ABB pays dearly for alleged kickbacks
Swiss-Swedish engineering firm ABB has paid $58.3 (SFr57 million) to settle a United States bribery probe connected with the oil-for-food programme in Iraq.
ABB was accused of paying kickbacks to secure contracts in two separate cases in Iraq and Mexico between 1999 and 2004. The firm neither admitted nor denied the charges, but said it was tightening up compliance procedures.
The US regulator, the Securities and Exchange Commission (SEC), alleged that ABB made illegal payments of at least $2.7 million to win contracts at two government owned electric utilities.

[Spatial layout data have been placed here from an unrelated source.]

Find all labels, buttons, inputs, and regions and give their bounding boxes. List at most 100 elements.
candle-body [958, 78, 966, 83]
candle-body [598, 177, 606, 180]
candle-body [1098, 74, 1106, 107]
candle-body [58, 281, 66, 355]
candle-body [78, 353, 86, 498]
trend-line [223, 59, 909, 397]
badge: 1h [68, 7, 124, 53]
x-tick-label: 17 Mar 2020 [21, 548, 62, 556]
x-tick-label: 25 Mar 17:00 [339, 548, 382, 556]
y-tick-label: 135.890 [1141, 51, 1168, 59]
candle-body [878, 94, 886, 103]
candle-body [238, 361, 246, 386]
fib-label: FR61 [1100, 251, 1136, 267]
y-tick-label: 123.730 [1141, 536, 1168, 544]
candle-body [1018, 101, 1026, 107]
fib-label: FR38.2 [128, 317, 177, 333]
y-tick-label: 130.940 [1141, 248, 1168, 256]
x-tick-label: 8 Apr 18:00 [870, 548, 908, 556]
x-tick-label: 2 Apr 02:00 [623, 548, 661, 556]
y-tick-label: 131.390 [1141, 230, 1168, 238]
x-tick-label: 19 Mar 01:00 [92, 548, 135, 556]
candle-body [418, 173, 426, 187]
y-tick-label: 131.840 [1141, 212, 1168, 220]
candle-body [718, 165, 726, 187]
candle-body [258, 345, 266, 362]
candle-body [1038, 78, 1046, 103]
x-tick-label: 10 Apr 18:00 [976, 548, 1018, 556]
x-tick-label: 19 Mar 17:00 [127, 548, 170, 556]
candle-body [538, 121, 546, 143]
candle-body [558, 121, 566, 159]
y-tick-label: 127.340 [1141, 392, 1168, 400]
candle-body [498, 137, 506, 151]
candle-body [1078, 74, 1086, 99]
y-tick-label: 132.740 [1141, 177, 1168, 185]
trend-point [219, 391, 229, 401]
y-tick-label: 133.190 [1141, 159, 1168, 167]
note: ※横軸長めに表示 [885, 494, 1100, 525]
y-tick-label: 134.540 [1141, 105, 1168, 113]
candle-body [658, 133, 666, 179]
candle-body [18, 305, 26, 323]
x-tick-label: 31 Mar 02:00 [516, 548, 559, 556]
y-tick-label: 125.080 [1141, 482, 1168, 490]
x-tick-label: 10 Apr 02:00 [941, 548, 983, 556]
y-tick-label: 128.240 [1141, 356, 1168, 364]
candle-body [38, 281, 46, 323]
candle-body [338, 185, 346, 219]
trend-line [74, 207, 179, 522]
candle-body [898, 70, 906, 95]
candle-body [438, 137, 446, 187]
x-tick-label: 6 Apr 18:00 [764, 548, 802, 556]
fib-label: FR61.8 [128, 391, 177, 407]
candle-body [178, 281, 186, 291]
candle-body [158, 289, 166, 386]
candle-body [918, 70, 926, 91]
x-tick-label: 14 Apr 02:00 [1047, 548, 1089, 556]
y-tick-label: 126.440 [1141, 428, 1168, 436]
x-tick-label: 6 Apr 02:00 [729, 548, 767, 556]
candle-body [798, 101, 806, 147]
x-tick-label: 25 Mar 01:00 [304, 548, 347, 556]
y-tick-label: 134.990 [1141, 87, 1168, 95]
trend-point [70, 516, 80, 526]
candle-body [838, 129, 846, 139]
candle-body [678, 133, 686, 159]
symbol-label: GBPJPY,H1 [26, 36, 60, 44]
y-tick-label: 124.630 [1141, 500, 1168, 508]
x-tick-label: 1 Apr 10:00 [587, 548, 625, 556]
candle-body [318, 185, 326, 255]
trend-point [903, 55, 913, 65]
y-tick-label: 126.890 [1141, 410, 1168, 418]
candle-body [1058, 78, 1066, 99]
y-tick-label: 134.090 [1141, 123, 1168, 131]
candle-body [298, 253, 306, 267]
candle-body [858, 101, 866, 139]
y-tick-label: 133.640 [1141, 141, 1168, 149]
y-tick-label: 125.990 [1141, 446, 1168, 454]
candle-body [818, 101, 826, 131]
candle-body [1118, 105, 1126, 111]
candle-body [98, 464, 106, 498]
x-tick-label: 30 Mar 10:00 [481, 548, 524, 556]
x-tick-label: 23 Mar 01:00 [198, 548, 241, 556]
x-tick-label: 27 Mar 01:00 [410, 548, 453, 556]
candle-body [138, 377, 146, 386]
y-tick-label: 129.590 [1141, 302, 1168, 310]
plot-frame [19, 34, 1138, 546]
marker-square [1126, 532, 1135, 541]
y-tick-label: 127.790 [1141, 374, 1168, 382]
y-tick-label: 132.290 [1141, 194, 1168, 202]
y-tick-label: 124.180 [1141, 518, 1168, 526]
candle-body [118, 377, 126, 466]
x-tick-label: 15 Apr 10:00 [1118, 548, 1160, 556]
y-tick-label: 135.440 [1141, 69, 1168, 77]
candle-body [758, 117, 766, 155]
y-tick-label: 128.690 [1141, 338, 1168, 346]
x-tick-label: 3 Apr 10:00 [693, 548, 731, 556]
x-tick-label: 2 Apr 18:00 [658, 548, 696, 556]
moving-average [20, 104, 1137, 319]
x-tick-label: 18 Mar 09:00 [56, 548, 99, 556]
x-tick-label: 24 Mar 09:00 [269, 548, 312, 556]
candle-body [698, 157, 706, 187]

These alleged kickbacks, said to include a Mediterranean cruise, helped make the company more than $100 million in revenues, the SEC claimed.
In a separate case, the SEC said ABB funneled bribes through a Jordanian subsidiary to the former Iraqi regime between 2000 and 2004. The alleged bribes are thought to have helped secure contracts under the United Nations oil-for-food scheme that generated $13.5 million in revenues for the firm.
ABB said it had voluntarily disclosed suspicious transactions to the SEC in 2005 and had cooperated with the investigation. The company also said it was complying with an SEC order to tighten up its compliance programme.
“ABB is committed to fostering a culture where integrity is woven into the fabric of everything we do,” the firm’s general counsel, Diane de Saint Victor, said in a statement.
Last year, ABB was fined €33.8 million (SFr45 million) by the European Commission after an investigation into alleged price fixing. The case was unrelated to the SEC bribery probe.